Sunday, April 08, 2012

Revival

11 March 2008 was the last time I posted here. That's more than four years ago. I have no idea what I've previously mulled about and I am not about to look back there.

The truth is, I have been pretty laidback in my spiritual discipline of scripture reading and prayer without any real reason for it except that I've been complacent. (At least I have been regularly attending weekly small group meetings, I console myself.)

This year however, I have tried to be more consistent by using Daily Walk as a guide. Ideally, I should try to finish it by 31 December 2012 (it is a cover to cover companion), but I'm already 2 months behind. However, I'm not beating myself up over it. I try to make progress whenever I can and I am making more effort this year than last year.

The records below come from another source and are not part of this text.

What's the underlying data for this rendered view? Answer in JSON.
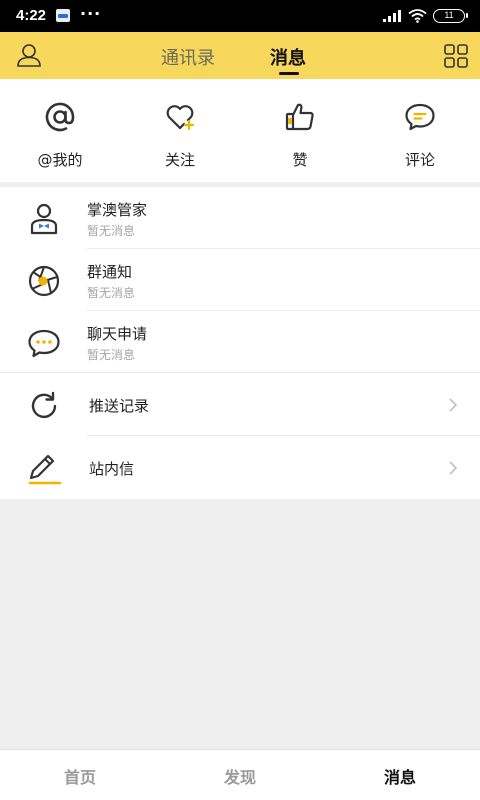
{
  "status_bar": {
    "time": "4:22",
    "dots": "···",
    "battery": "11"
  },
  "header": {
    "tabs": [
      {
        "label": "通讯录",
        "active": false
      },
      {
        "label": "消息",
        "active": true
      }
    ],
    "left_icon": "user-icon",
    "right_icon": "grid-icon"
  },
  "quick_actions": [
    {
      "label": "@我的",
      "icon": "at-icon"
    },
    {
      "label": "关注",
      "icon": "heart-plus-icon"
    },
    {
      "label": "赞",
      "icon": "thumbs-up-icon"
    },
    {
      "label": "评论",
      "icon": "comment-icon"
    }
  ],
  "message_list": [
    {
      "title": "掌澳管家",
      "subtitle": "暂无消息",
      "icon": "butler-icon"
    },
    {
      "title": "群通知",
      "subtitle": "暂无消息",
      "icon": "aperture-icon"
    },
    {
      "title": "聊天申请",
      "subtitle": "暂无消息",
      "icon": "chat-bubble-icon"
    },
    {
      "title": "推送记录",
      "icon": "refresh-icon"
    },
    {
      "title": "站内信",
      "icon": "pencil-icon"
    }
  ],
  "bottom_nav": [
    {
      "label": "首页",
      "active": false
    },
    {
      "label": "发现",
      "active": false
    },
    {
      "label": "消息",
      "active": true
    }
  ],
  "colors": {
    "accent": "#f7d85c",
    "icon_accent": "#f3b400"
  }
}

The truth is, I had this Daily Walk as a gift to me a few years back which I brought to Melbourne (2006-2007), so technically, I should have gone through it a few times since.

This time however, things are going to be different, not just because I'm in the mood for spiritual resolution being Easter Sunday and all, but because I'm in a different place in my life now that warrants me to be more responsible and mindful.

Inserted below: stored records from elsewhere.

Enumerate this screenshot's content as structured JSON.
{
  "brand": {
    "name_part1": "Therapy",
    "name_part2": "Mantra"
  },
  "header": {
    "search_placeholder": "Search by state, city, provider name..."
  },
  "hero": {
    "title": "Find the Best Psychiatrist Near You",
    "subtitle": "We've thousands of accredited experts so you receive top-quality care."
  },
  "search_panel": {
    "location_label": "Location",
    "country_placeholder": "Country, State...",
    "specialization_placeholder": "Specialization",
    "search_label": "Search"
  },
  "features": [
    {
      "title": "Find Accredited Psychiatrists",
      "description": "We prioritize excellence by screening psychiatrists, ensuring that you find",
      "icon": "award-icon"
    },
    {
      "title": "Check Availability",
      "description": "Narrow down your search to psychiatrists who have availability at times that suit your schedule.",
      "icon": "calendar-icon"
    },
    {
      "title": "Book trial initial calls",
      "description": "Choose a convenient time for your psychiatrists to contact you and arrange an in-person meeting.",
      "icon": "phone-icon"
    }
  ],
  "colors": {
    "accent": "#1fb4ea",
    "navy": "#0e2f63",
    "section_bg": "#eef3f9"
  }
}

I have reaped huge successes in my level of fitness. I have no inertia going to the gym almost daily for 1-2 hours each time firstly because my efforts have paid off - my shedding the pounds, secondly because the geek and I are highly accountable to each other in this dept and thirdly because personally I want to begin the next chapter of my life (possible milestone in the horizon - marriage) not feeling defeated by obesity that has plagued me all my life and also to present myself in the best possible form to my significant other - gift of self.

So if I have attained a sizable measure of success with a life long problem that is only after all earthly and merely benefits my perishable physical body with a finite shelf-life, shouldn't I also apply the same level, if not a higher degree of conscientiousness for that which has eternal significance? Also, since I am a firm believer that marriage has a spiritual dimension that I want to prepare a strong foundation for, I should start getting my spiritual tools and building blocks in order. For “Unless the LORD builds the house, its builders labor in vain. Unless the LORD watches over the city, the watchmen stand in guard in vain.” (Psalm 127:1)

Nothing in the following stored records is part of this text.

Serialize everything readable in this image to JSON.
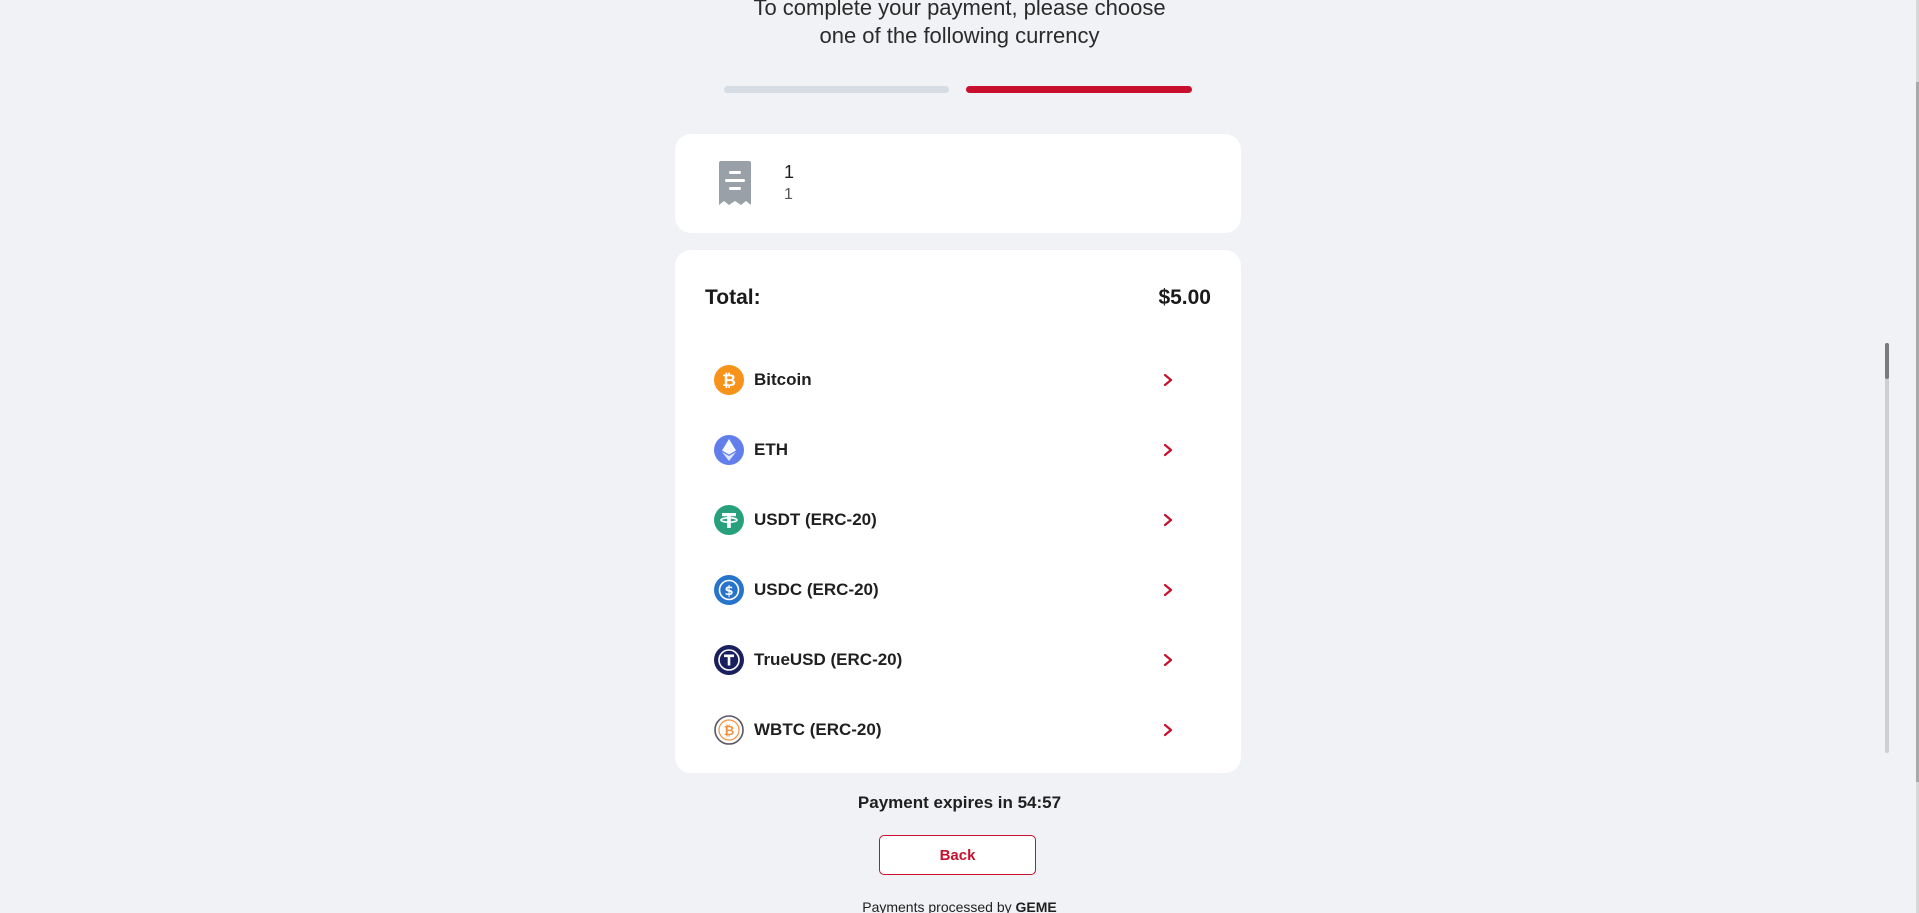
{
  "header": {
    "line1": "To complete your payment, please choose",
    "line2": "one of the following currency"
  },
  "progress": {
    "total_steps": 2,
    "current_step": 2,
    "inactive_color": "#d6dce3",
    "active_color": "#c8102e"
  },
  "order": {
    "icon": "receipt-icon",
    "title": "1",
    "subtitle": "1"
  },
  "payment": {
    "total_label": "Total:",
    "total_value": "$5.00",
    "currencies": [
      {
        "name": "Bitcoin",
        "icon": "bitcoin-icon",
        "color": "#f7931a"
      },
      {
        "name": "ETH",
        "icon": "ethereum-icon",
        "color": "#627eea"
      },
      {
        "name": "USDT (ERC-20)",
        "icon": "tether-icon",
        "color": "#26a17b"
      },
      {
        "name": "USDC (ERC-20)",
        "icon": "usdc-icon",
        "color": "#2775ca"
      },
      {
        "name": "TrueUSD (ERC-20)",
        "icon": "trueusd-icon",
        "color": "#1a1f5e"
      },
      {
        "name": "WBTC (ERC-20)",
        "icon": "wbtc-icon",
        "color": "#f09242"
      }
    ]
  },
  "footer": {
    "expires_text": "Payment expires in 54:57",
    "back_label": "Back",
    "processed_prefix": "Payments processed by ",
    "processed_brand": "GEME"
  },
  "colors": {
    "accent": "#c8102e",
    "background": "#f0f2f5",
    "card": "#ffffff"
  }
}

Today, I plummeted to a new low in my complacency - I spent Easter Sunday at work. There is a 6 day intensive workshop for a handful of students that culminates today. My job is to pop by a bit over the week to help document the processes i.e. I need to be there at times. However, I spent most of the time at work completing my own marking. So actually, if I had the will power to manage my time better, I could have dealt with my deadlines before today (being long weekend, I had ample opportunities to do so) and still made it to church in addition to snapping some photos of the workshop.

I rationalised all day that Easter is only one day in the year. God is bigger than the calendar year. God is with us all year round and festivals are over rated. I was productive at work no doubt, from 10am to 8pm and still had the discipline to go the gym from 8pm to 10pm.

Then towards the end of the day, I felt a gently prompting that referred my mind to what little I have covered in Daily Walk (I'm now at the drudgery of the myriad of rules and festivals of Leviticus) that time set aside in calendar cycles is important enough for God to sanction it explicitly to the Hebrews. Since we are on earth, we need earthly reminders. Of course in the Old Testament, although Easter is not mentioned as a Feast Day or day of remembrance, it is not any less important.

So, from now on. I shall chart my baby steps and little victories as well as set backs more regularly in this blog which (going back to the title of this post) shall encounter a Revival. And you whom I have made known this blog to, you're the folks I'm virtually accountable to. Although it is not a blog made private, it is also not receiving much publicity, quite intentionally. So yes, please feel free to get interactive with me here as we run the good race.

1 comment:

Guan said...

I tried to comment some days ago but technical glitch... Just wanted to encourage you. Press on, take the long view, know that God is always faithful. I recently finally finished Bible for 2nd time, taking more than 15 months to finish a 12-month reading plan from utmost.org. Lots of slipped days, but the essential thing is to keep at it as best you can. Keep posting!